Strangers, Not Their Computers, Build a Network in Time of Grief

By PETER H. LEWIS

It was all too familiar a New York story. A gunman, after robbing a topless club in Times Square, turned and fired at his pursuers. A stray bullet instantly killed a bystander in a nearby store.

The victim, David Alsberg, was a 42-year-old computer programmer. He left behind a wife, a young son, and hundreds of grieving friends in both of the neighborhoods in which he lived: one in Astoria, Queens, and the other in the electronic community called cyberspace.

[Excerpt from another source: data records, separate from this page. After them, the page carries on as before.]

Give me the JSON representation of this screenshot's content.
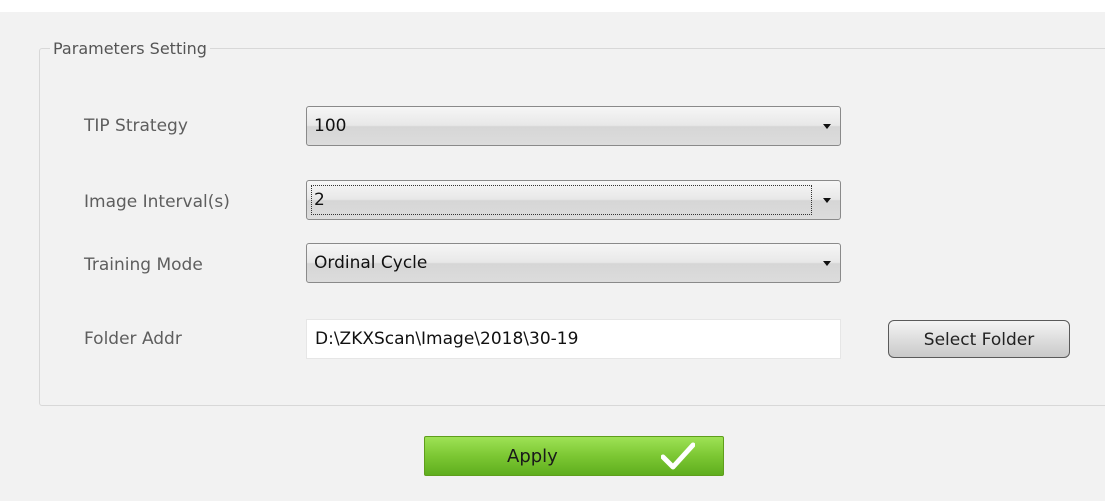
{
  "group": {
    "title": "Parameters Setting"
  },
  "tip_strategy": {
    "label": "TIP Strategy",
    "value": "100"
  },
  "image_interval": {
    "label": "Image Interval(s)",
    "value": "2"
  },
  "training_mode": {
    "label": "Training Mode",
    "value": "Ordinal Cycle"
  },
  "folder": {
    "label": "Folder Addr",
    "value": "D:\\ZKXScan\\Image\\2018\\30-19",
    "button_label": "Select Folder"
  },
  "apply": {
    "label": "Apply",
    "icon": "checkmark-icon"
  },
  "colors": {
    "apply_green": "#7cc733",
    "background": "#f2f2f2"
  }
}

Although most of them had never met him in the real world, his cyberspace neighbors from around the nation mourned Mr. Alsberg’s death with an on-line wake that lasted weeks, commiserating through their personal computers. Using modems linked to telephone lines, they met in the same electronic forums where, just before his killing a few days after Christmas, Mr. Alsberg had been involved in a passionate debate on handgun control.

Much more than a mere crime statistic, Mr. Alsberg has come to symbolize the new social dynamic of computer networking.

In a world where physical contact is impossible, Mr. Alsberg’s cyberspace neighbors consoled each other over the senseless loss of a mutual friend. And in their collective grieving, they demonstrated an impulse for togetherness that is as modern as the digital age and as old as humankind. For as more people become citizens of cyberspace, they are forging relationships that many describe as being as rewarding as their face-to-face friendships.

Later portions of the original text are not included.